There I was, reaching up to try to shove the base of the blender back into the corner of the cabinet when the cabinet's contents starting tumbling out at me. I, as instinct, jumped back so that the blender parts and other random small appliance accessories could fall unobstructed --just to watch them hit baby Iain in the head on their way to the ground since I had stupidly placed his bouncy seat right below that cabinet.

First, my heart skipped a beat. Then it sped up rapidly as I watched the stick blender whisk attachment hit him first. And then I'm pretty sure that the blender blade for the chopper hit him next.

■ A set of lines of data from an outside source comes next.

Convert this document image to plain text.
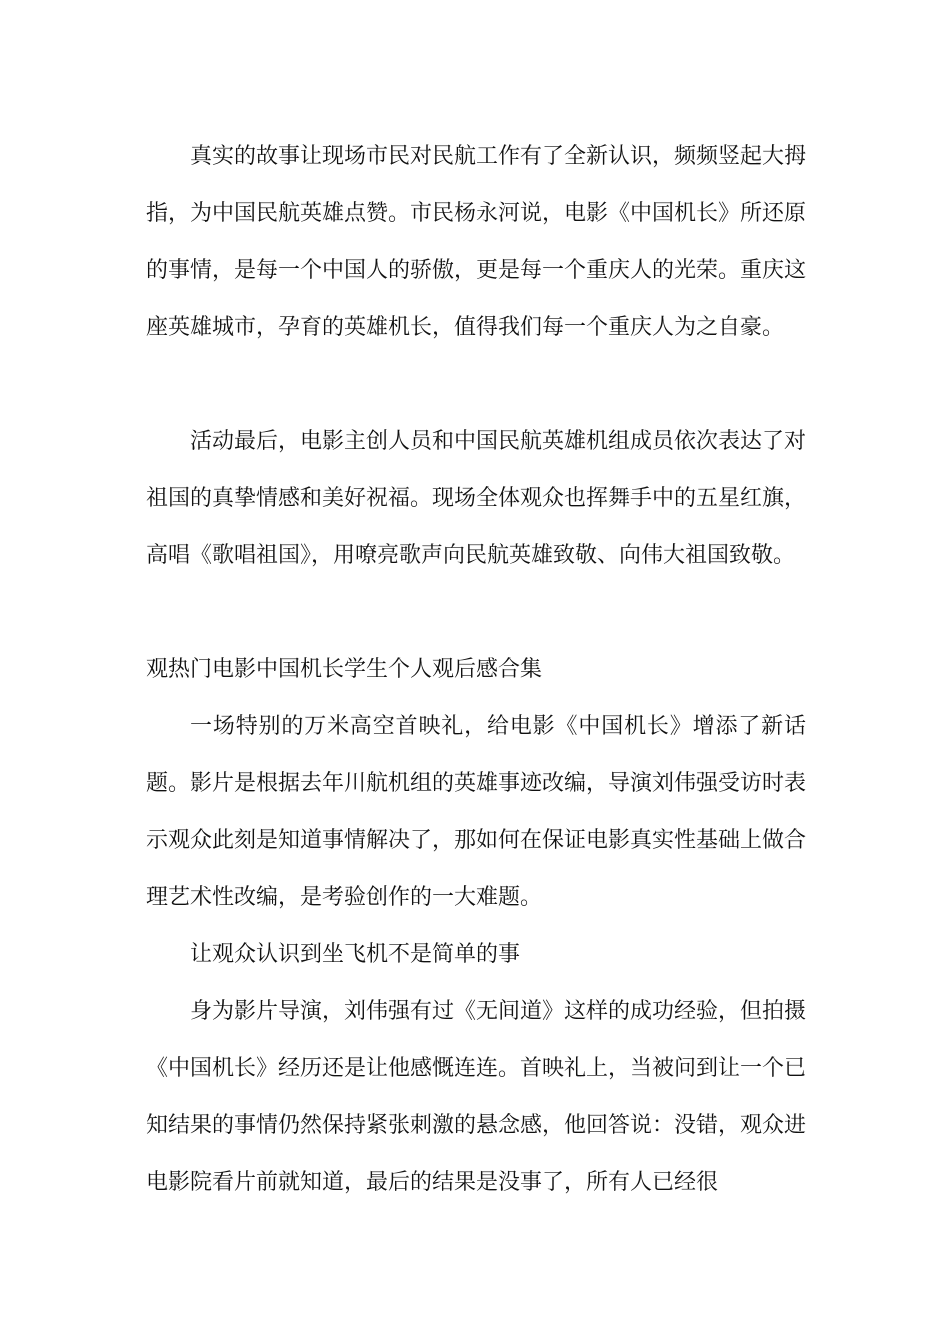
真实的故事让现场市民对民航工作有了全新认识，频频竖起大拇指，为中国民航英雄点赞。市民杨永河说，电影《中国机长》所还原的事情，是每一个中国人的骄傲，更是每一个重庆人的光荣。重庆这座英雄城市，孕育的英雄机长，值得我们每一个重庆人为之自豪。

活动最后，电影主创人员和中国民航英雄机组成员依次表达了对祖国的真挚情感和美好祝福。现场全体观众也挥舞手中的五星红旗，高唱《歌唱祖国》，用嘹亮歌声向民航英雄致敬、向伟大祖国致敬。

观热门电影中国机长学生个人观后感合集

一场特别的万米高空首映礼，给电影《中国机长》增添了新话题。影片是根据去年川航机组的英雄事迹改编，导演刘伟强受访时表示观众此刻是知道事情解决了，那如何在保证电影真实性基础上做合理艺术性改编，是考验创作的一大难题。

让观众认识到坐飞机不是简单的事

身为影片导演，刘伟强有过《无间道》这样的成功经验，但拍摄《中国机长》经历还是让他感慨连连。首映礼上，当被问到让一个已知结果的事情仍然保持紧张刺激的悬念感，他回答说：没错，观众进电影院看片前就知道，最后的结果是没事了，所有人已经很
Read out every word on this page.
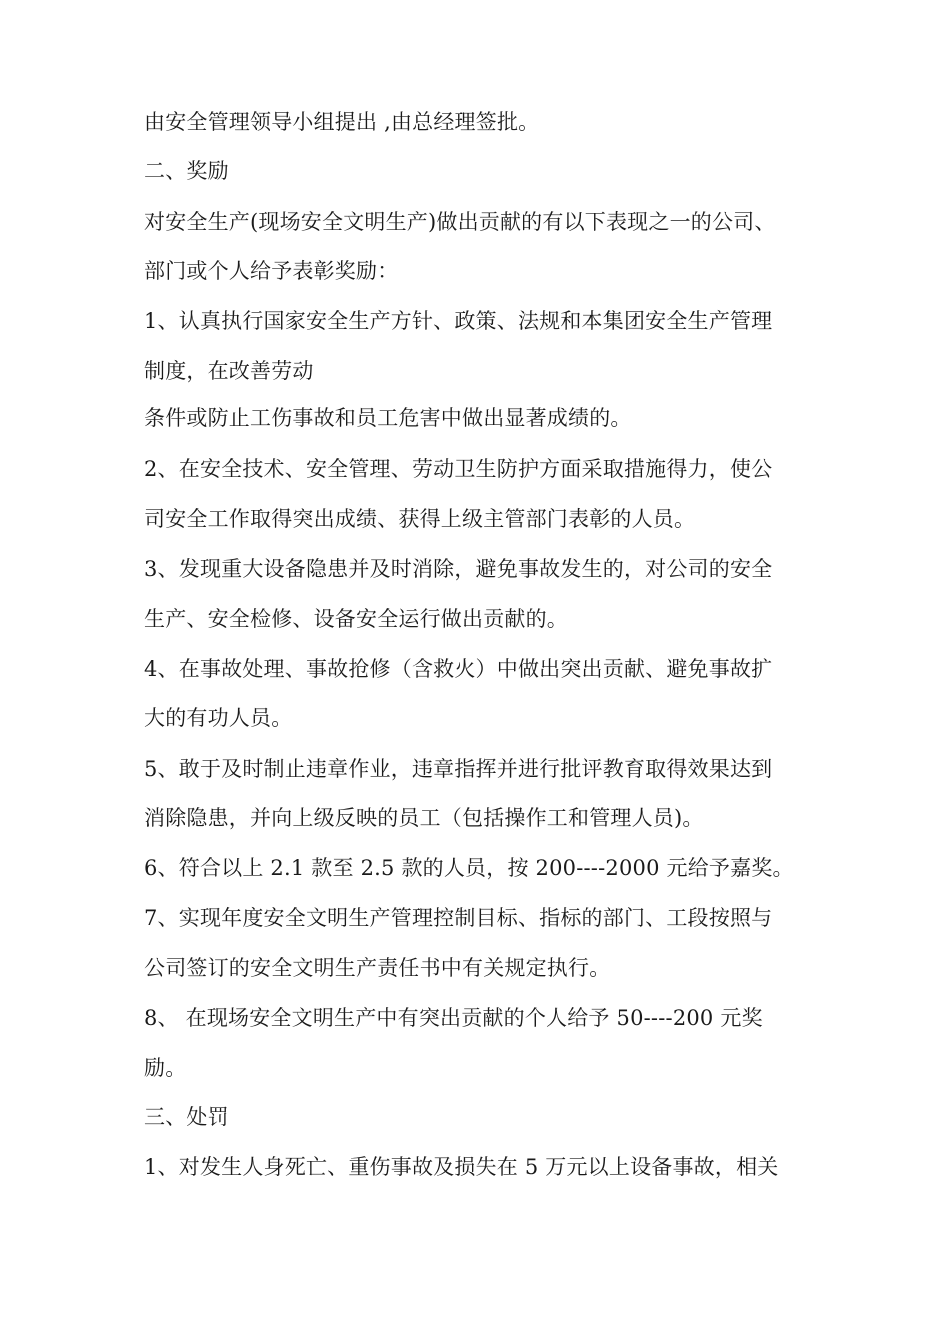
由安全管理领导小组提出 ,由总经理签批。
二、奖励
对安全生产(现场安全文明生产)做出贡献的有以下表现之一的公司、
部门或个人给予表彰奖励：
1、认真执行国家安全生产方针、政策、法规和本集团安全生产管理
制度，在改善劳动
条件或防止工伤事故和员工危害中做出显著成绩的。
2、在安全技术、安全管理、劳动卫生防护方面采取措施得力，使公
司安全工作取得突出成绩、获得上级主管部门表彰的人员。
3、发现重大设备隐患并及时消除，避免事故发生的，对公司的安全
生产、安全检修、设备安全运行做出贡献的。
4、在事故处理、事故抢修（含救火）中做出突出贡献、避免事故扩
大的有功人员。
5、敢于及时制止违章作业，违章指挥并进行批评教育取得效果达到
消除隐患，并向上级反映的员工（包括操作工和管理人员)。
6、符合以上 2.1 款至 2.5 款的人员，按 200----2000 元给予嘉奖。
7、实现年度安全文明生产管理控制目标、指标的部门、工段按照与
公司签订的安全文明生产责任书中有关规定执行。
8、 在现场安全文明生产中有突出贡献的个人给予 50----200 元奖
励。
三、处罚
1、对发生人身死亡、重伤事故及损失在 5 万元以上设备事故，相关
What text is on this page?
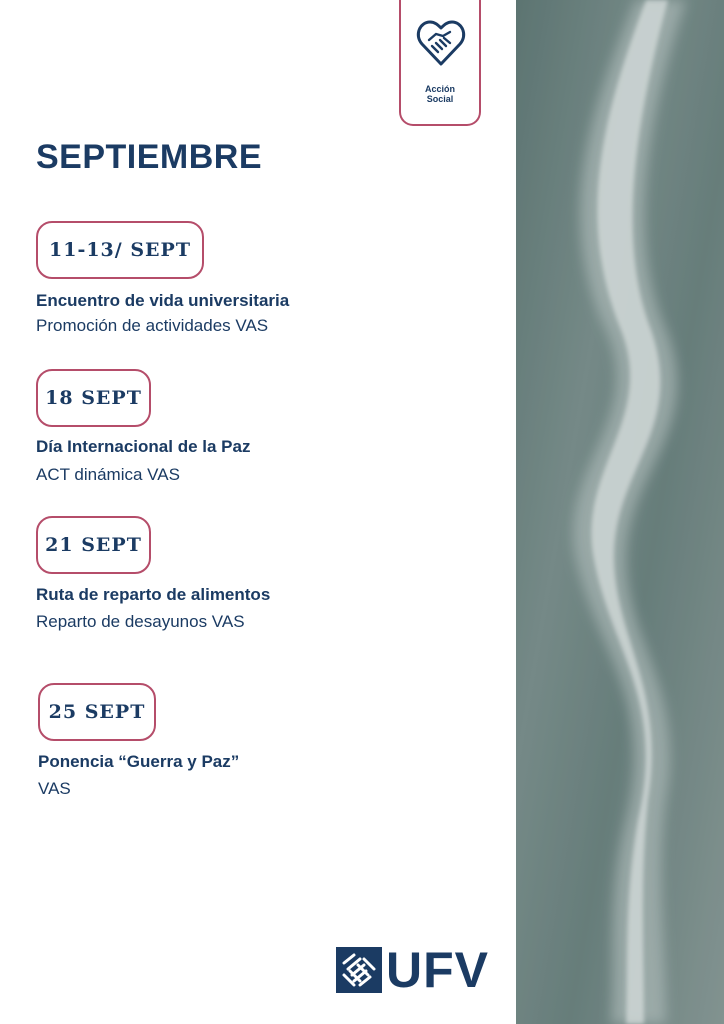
Acción
Social
SEPTIEMBRE
11-13/ SEPT
Encuentro de vida universitaria
Promoción de actividades VAS
18 SEPT
Día Internacional de la Paz
ACT dinámica VAS
21 SEPT
Ruta de reparto de alimentos
Reparto de desayunos VAS
25 SEPT
Ponencia “Guerra y Paz”
VAS
UFV
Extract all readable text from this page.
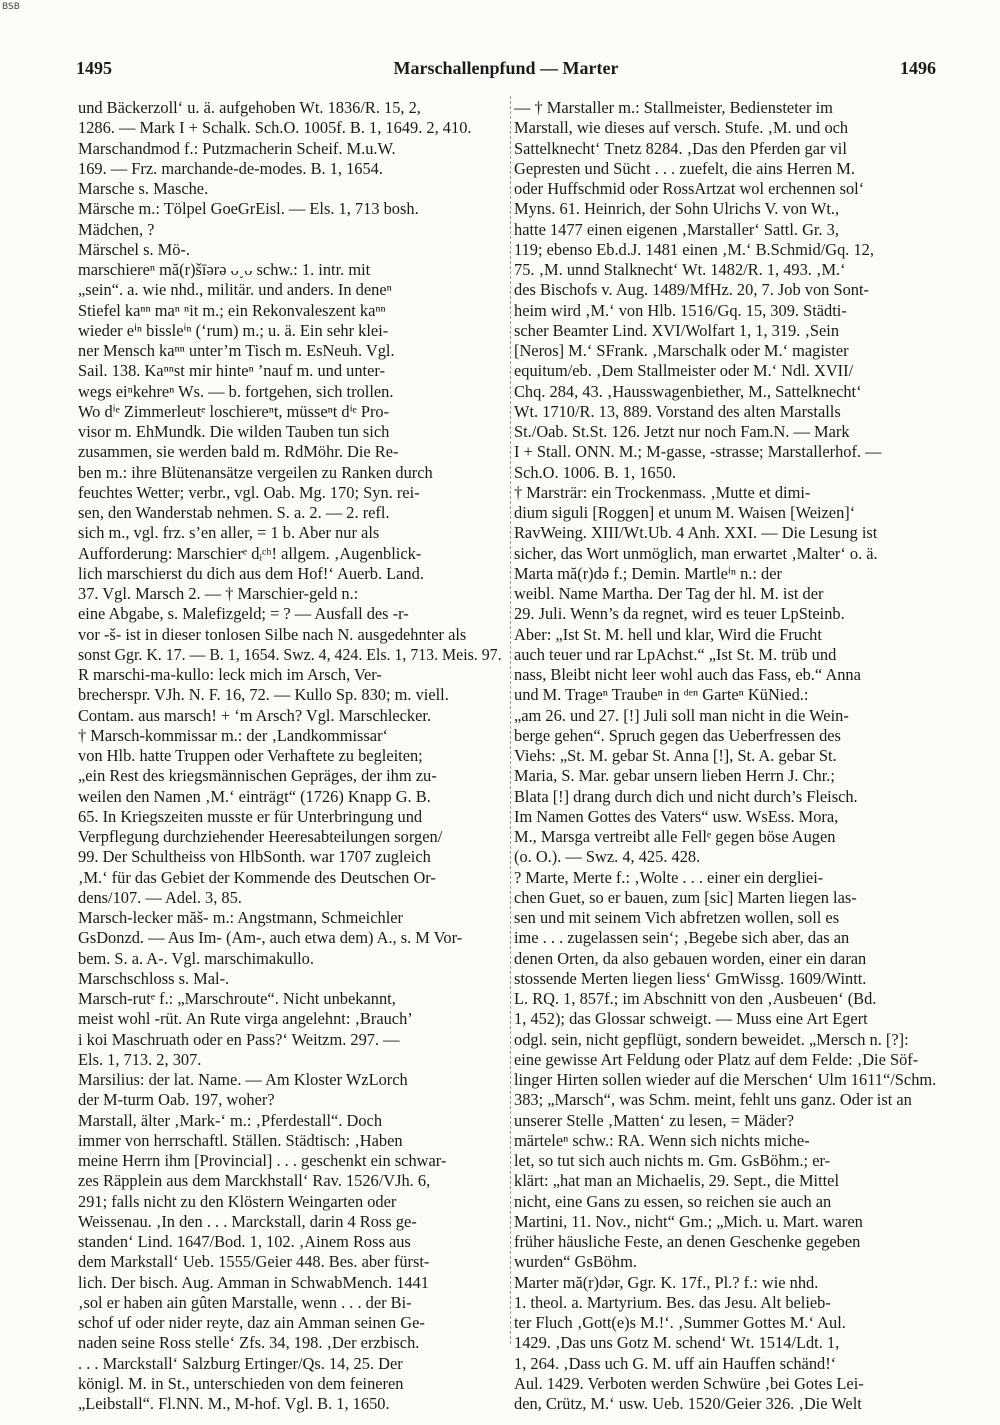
BSB
1495	Marschallenpfund — Marter	1496
und Bäckerzoll‘ u. ä. aufgehoben Wt. 1836/R. 15, 2,
1286. — Mark I + Schalk. Sch.O. 1005f. B. 1, 1649. 2, 410.
Marschandmod f.: Putzmacherin Scheif. M.u.W.
169. — Frz. marchande-de-modes. B. 1, 1654.
Marsche s. Masche.
Märsche m.: Tölpel GoeGrEisl. — Els. 1, 713 bosh.
Mädchen, ?
Märschel s. Mö-.
marschiereⁿ mă(r)šīərə ᴗ˯ᴗ schw.: 1. intr. mit
„sein“. a. wie nhd., militär. und anders. In deneⁿ
Stiefel kaⁿⁿ maⁿ ⁿit m.; ein Rekonvaleszent kaⁿⁿ
wieder eⁱⁿ bissleⁱⁿ (‘rum) m.; u. ä. Ein sehr klei-
ner Mensch kaⁿⁿ unter’m Tisch m. EsNeuh. Vgl.
Sail. 138. Kaⁿⁿst mir hinteⁿ ’nauf m. und unter-
wegs eiⁿkehreⁿ Ws. — b. fortgehen, sich trollen.
Wo dⁱᵉ Zimmerleutᵉ loschiereⁿt, müsseⁿt dⁱᵉ Pro-
visor m. EhMundk. Die wilden Tauben tun sich
zusammen, sie werden bald m. RdMöhr. Die Re-
ben m.: ihre Blütenansätze vergeilen zu Ranken durch
feuchtes Wetter; verbr., vgl. Oab. Mg. 170; Syn. rei-
sen, den Wanderstab nehmen. S. a. 2. — 2. refl.
sich m., vgl. frz. s’en aller, = 1 b. Aber nur als
Aufforderung: Marschierᵉ dᵢᶜʰ! allgem. ‚Augenblick-
lich marschierst du dich aus dem Hof!‘ Auerb. Land.
37. Vgl. Marsch 2. — † Marschier-geld n.:
eine Abgabe, s. Malefizgeld; = ? — Ausfall des -r-
vor -š- ist in dieser tonlosen Silbe nach N. ausgedehnter als
sonst Ggr. K. 17. — B. 1, 1654. Swz. 4, 424. Els. 1, 713. Meis. 97.
R marschi-ma-kullo: leck mich im Arsch, Ver-
brecherspr. VJh. N. F. 16, 72. — Kullo Sp. 830; m. viell.
Contam. aus marsch! + ‘m Arsch? Vgl. Marschlecker.
† Marsch-kommissar m.: der ‚Landkommissar‘
von Hlb. hatte Truppen oder Verhaftete zu begleiten;
„ein Rest des kriegsmännischen Gepräges, der ihm zu-
weilen den Namen ‚M.‘ einträgt“ (1726) Knapp G. B.
65. In Kriegszeiten musste er für Unterbringung und
Verpflegung durchziehender Heeresabteilungen sorgen/
99. Der Schultheiss von HlbSonth. war 1707 zugleich
‚M.‘ für das Gebiet der Kommende des Deutschen Or-
dens/107. — Adel. 3, 85.
Marsch-lecker măš- m.: Angstmann, Schmeichler
GsDonzd. — Aus Im- (Am-, auch etwa dem) A., s. M Vor-
bem. S. a. A-. Vgl. marschimakullo.
Marschschloss s. Mal-.
Marsch-rutᵉ f.: „Marschroute“. Nicht unbekannt,
meist wohl -rüt. An Rute virga angelehnt: ‚Brauch’
i koi Maschruath oder en Pass?‘ Weitzm. 297. —
Els. 1, 713. 2, 307.
Marsilius: der lat. Name. — Am Kloster WzLorch
der M-turm Oab. 197, woher?
Marstall, älter ‚Mark-‘ m.: ‚Pferdestall“. Doch
immer von herrschaftl. Ställen. Städtisch: ‚Haben
meine Herrn ihm [Provincial] . . . geschenkt ein schwar-
zes Räpplein aus dem Marckhstall‘ Rav. 1526/VJh. 6,
291; falls nicht zu den Klöstern Weingarten oder
Weissenau. ‚In den . . . Marckstall, darin 4 Ross ge-
standen‘ Lind. 1647/Bod. 1, 102. ‚Ainem Ross aus
dem Markstall‘ Ueb. 1555/Geier 448. Bes. aber fürst-
lich. Der bisch. Aug. Amman in SchwabMench. 1441
‚sol er haben ain gûten Marstalle, wenn . . . der Bi-
schof uf oder nider reyte, daz ain Amman seinen Ge-
naden seine Ross stelle‘ Zfs. 34, 198. ‚Der erzbisch.
. . . Marckstall‘ Salzburg Ertinger/Qs. 14, 25. Der
königl. M. in St., unterschieden von dem feineren
„Leibstall“. Fl.NN. M., M-hof. Vgl. B. 1, 1650.
— † Marstaller m.: Stallmeister, Bediensteter im
Marstall, wie dieses auf versch. Stufe. ‚M. und och
Sattelknecht‘ Tnetz 8284. ‚Das den Pferden gar vil
Gepresten und Sücht . . . zuefelt, die ains Herren M.
oder Huffschmid oder RossArtzat wol erchennen sol‘
Myns. 61. Heinrich, der Sohn Ulrichs V. von Wt.,
hatte 1477 einen eigenen ‚Marstaller‘ Sattl. Gr. 3,
119; ebenso Eb.d.J. 1481 einen ‚M.‘ B.Schmid/Gq. 12,
75. ‚M. unnd Stalknecht‘ Wt. 1482/R. 1, 493. ‚M.‘
des Bischofs v. Aug. 1489/MfHz. 20, 7. Job von Sont-
heim wird ‚M.‘ von Hlb. 1516/Gq. 15, 309. Städti-
scher Beamter Lind. XVI/Wolfart 1, 1, 319. ‚Sein
[Neros] M.‘ SFrank. ‚Marschalk oder M.‘ magister
equitum/eb. ‚Dem Stallmeister oder M.‘ Ndl. XVII/
Chq. 284, 43. ‚Hausswagenbiether, M., Sattelknecht‘
Wt. 1710/R. 13, 889. Vorstand des alten Marstalls
St./Oab. St.St. 126. Jetzt nur noch Fam.N. — Mark
I + Stall. ONN. M.; M-gasse, -strasse; Marstallerhof. —
Sch.O. 1006. B. 1, 1650.
† Marsträr: ein Trockenmass. ‚Mutte et dimi-
dium siguli [Roggen] et unum M. Waisen [Weizen]‘
RavWeing. XIII/Wt.Ub. 4 Anh. XXI. — Die Lesung ist
sicher, das Wort unmöglich, man erwartet ‚Malter‘ o. ä.
Marta mă(r)də f.; Demin. Martleⁱⁿ n.: der
weibl. Name Martha. Der Tag der hl. M. ist der
29. Juli. Wenn’s da regnet, wird es teuer LpSteinb.
Aber: „Ist St. M. hell und klar, Wird die Frucht
auch teuer und rar LpAchst.“ „Ist St. M. trüb und
nass, Bleibt nicht leer wohl auch das Fass, eb.“ Anna
und M. Trageⁿ Traubeⁿ in ᵈᵉⁿ Garteⁿ KüNied.:
„am 26. und 27. [!] Juli soll man nicht in die Wein-
berge gehen“. Spruch gegen das Ueberfressen des
Viehs: „St. M. gebar St. Anna [!], St. A. gebar St.
Maria, S. Mar. gebar unsern lieben Herrn J. Chr.;
Blata [!] drang durch dich und nicht durch’s Fleisch.
Im Namen Gottes des Vaters“ usw. WsEss. Mora,
M., Marsga vertreibt alle Fellᵉ gegen böse Augen
(o. O.). — Swz. 4, 425. 428.
? Marte, Merte f.: ‚Wolte . . . einer ein dergliei-
chen Guet, so er bauen, zum [sic] Marten liegen las-
sen und mit seinem Vich abfretzen wollen, soll es
ime . . . zugelassen sein‘; ‚Begebe sich aber, das an
denen Orten, da also gebauen worden, einer ein daran
stossende Merten liegen liess‘ GmWissg. 1609/Wintt.
L. RQ. 1, 857f.; im Abschnitt von den ‚Ausbeuen‘ (Bd.
1, 452); das Glossar schweigt. — Muss eine Art Egert
odgl. sein, nicht gepflügt, sondern beweidet. „Mersch n. [?]:
eine gewisse Art Feldung oder Platz auf dem Felde: ‚Die Söf-
linger Hirten sollen wieder auf die Merschen‘ Ulm 1611“/Schm.
383; „Marsch“, was Schm. meint, fehlt uns ganz. Oder ist an
unserer Stelle ‚Matten‘ zu lesen, = Mäder?
märteleⁿ schw.: RA. Wenn sich nichts miche-
let, so tut sich auch nichts m. Gm. GsBöhm.; er-
klärt: „hat man an Michaelis, 29. Sept., die Mittel
nicht, eine Gans zu essen, so reichen sie auch an
Martini, 11. Nov., nicht“ Gm.; „Mich. u. Mart. waren
früher häusliche Feste, an denen Geschenke gegeben
wurden“ GsBöhm.
Marter mă(r)dər, Ggr. K. 17f., Pl.? f.: wie nhd.
1. theol. a. Martyrium. Bes. das Jesu. Alt belieb-
ter Fluch ‚Gott(e)s M.!‘. ‚Summer Gottes M.‘ Aul.
1429. ‚Das uns Gotz M. schend‘ Wt. 1514/Ldt. 1,
1, 264. ‚Dass uch G. M. uff ain Hauffen schänd!‘
Aul. 1429. Verboten werden Schwüre ‚bei Gotes Lei-
den, Crütz, M.‘ usw. Ueb. 1520/Geier 326. ‚Die Welt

It all happened so fast that I just remember thinking, "Please dear God don't let whatever just fell on Iain have injured his eyes." I'm not sure how I could deal with myself if something so stupid had caused him to be blind or leave him permanently scarred in some way. Luckily, the way these objects impacted him caused very minimal damage. I was relieved when I saw just the smallest cut form on his forehead between his eyebrows. How often do you hear that? I, the parent of a newborn, was relieved to see blood on his forehead!

He, on the other hand, was not so relieved. He was in fact pissed off to the extreme. The screams he let out could tear a mother's heart in two. It was awful. I instantly cuddled him, shushing his cries as we bounced and rocked and swayed down the hallway to the living room. I think I started breathing again once we got to the couch. He screamed. I nursed him and tried to put an ice pack on his head to reduce the swelling but he wanted nothing to do with that so I gave up. He just wanted to be soothed and a cold foreign object on your head after a trauma like that doesn't really set well with him. Luckily, it turned out that it didn't even swell or bleed for that matter. But it did take a good five minutes for him to settle down again and even then he was still pretty jumpy. I know I spent the duration of his crying spell thinking how lucky we are, how much I love this little guy, how important it is for me to think more about my actions and how they might affect him, and how much I really need to slow down and reduce my multi-tasking so that I don't miss out on life by trying to do too much.

Moral of the story: When something happens to your child, don't panic. Breathe. Hope for the best. Stay calm and deal with the situation you've been dealt with as best you can.